$X!$ Has 1000 Trailing Zeros

This problem was inspired by one of the daily problems .

From the previous problem, we observe that the number of trailing zeros approaches n/4, so a good starting point would be 4000 (although we would expect that to be slightly under 1000).

4000! has 800 multiples of 5; 160 multiples of 25; 32 multiples of 125; 6 multiples of 625; and 3125. As suspected, that's 999 trailing zeros.

4001, 4002, 4003, and 4004 don't add any more 5s.

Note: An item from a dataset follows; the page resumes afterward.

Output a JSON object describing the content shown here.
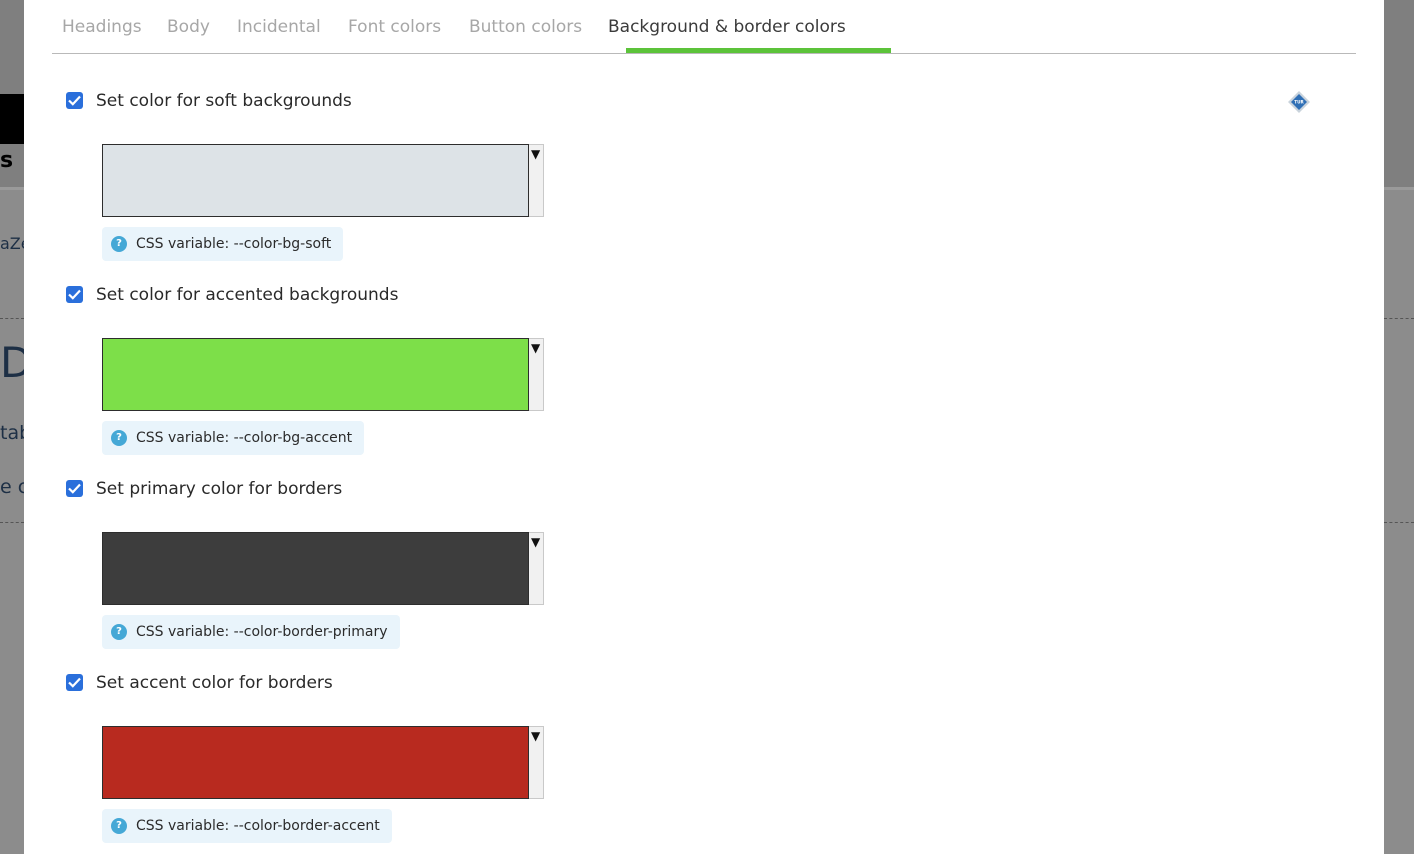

4005! has 801 multiples of 5; 160 multiples of 25; 32 multiples of 125; 6 multiples of 625; and 3125. That's exactly 1000 trailing zeros.

$\sum\limits_{i=1} \lfloor \frac x{5^i} \rfloor = 1000 \\ \therefore \frac x4 \approx 1000 \Rightarrow x \approx 4000$

but $\sum\limits_{i=1} \lfloor \frac {4000}{5^i} \rfloor = 800 + 160 + 32 + 6 + 1 = 999$

So should add one 5 more, i.e. $x = 4005$

I used the Legendre equation. If 1000 traling zeros are needed then ${\huge \left\lfloor \frac{X}{5} \right\rfloor + \left\lfloor \frac{X}{5^2}\right\rfloor + \left\lfloor \frac{X}{5^3}\right\rfloor + \left\lfloor \frac{X}{5^4}\right\rfloor + \left\lfloor \frac{X}{5^5}\right\rfloor = 1000}$

${\huge X=\frac{1000 \cdot 3125}{781} \cong 4001}$

It's near the result because the next 5 multiple 4005 is the correct answer.